Pour les chercheurs membres de l’AFBV, l’association française des biotechnologies végétales, le développement durable des productions végétales biologiques ne peut se passer d’un « investissement massif dans l’amélioration génétique des plantes ». Alors que la Commission européenne a fixé, à travers le Pacte Vert, un objectif de 25 % des terres en bio d’ici 2030, plusieurs freins entravent encore l’expansion de l’agriculture bio, notamment les rendements plus faibles, et les coûts de production supérieurs qui entraînent « un surcoût sensible pour le consommateur », rappelle l’AFBV dans un communiqué diffusé le 12 octobre.

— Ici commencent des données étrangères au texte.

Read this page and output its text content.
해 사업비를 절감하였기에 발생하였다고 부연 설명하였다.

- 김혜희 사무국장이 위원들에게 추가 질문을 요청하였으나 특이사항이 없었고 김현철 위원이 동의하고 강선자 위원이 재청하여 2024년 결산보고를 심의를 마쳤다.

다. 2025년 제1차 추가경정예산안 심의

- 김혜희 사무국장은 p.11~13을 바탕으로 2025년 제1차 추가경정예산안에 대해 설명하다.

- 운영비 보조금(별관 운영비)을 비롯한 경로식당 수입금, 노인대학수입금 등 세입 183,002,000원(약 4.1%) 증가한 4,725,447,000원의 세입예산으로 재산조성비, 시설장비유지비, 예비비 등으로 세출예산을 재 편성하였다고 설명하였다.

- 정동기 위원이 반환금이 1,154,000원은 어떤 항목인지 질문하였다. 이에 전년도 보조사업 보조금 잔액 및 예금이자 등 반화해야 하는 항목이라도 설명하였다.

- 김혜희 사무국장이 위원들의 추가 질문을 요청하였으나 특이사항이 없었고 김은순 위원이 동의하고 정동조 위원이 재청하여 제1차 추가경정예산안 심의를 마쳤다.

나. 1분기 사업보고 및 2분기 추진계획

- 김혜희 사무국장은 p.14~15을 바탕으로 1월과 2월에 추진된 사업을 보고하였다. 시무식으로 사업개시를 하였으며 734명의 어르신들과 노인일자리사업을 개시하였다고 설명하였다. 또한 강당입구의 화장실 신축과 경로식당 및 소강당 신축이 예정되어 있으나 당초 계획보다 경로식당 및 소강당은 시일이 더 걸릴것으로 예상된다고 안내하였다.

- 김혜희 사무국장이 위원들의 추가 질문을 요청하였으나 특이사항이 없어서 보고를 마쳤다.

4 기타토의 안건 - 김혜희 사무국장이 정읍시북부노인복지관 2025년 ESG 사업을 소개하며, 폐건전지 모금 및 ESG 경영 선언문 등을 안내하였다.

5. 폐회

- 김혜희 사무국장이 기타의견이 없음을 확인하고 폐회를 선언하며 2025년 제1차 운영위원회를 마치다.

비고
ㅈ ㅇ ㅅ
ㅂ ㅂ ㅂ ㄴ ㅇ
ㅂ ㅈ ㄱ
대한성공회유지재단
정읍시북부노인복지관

« Pour l’AFBV il est donc nécessaire d’accroître la productivité de l’agriculture bio, les surfaces agricoles ne devant pas augmenter, si l’on veut maintenir notre sécurité et notre souveraineté alimentaire sans avoir recours à de nouvelles importations », souligne l’association, qui met en avant la nécessité d’une « génétique de pointe » permettant aux variétés bio de mieux résister aux maladies et aux ravageurs, ainsi qu’aux variations climatiques.   

« Refuser d’adopter ces nouvelles techniques après avoir refusé les OGM pour des raisons diverses, sans tenir compte des résultats et progrès scientifiques confirmés depuis plus de 20 ans, pourrait conduire l’agriculture bio à échouer dans son ambition de devenir une norme universelle », prévient l’association.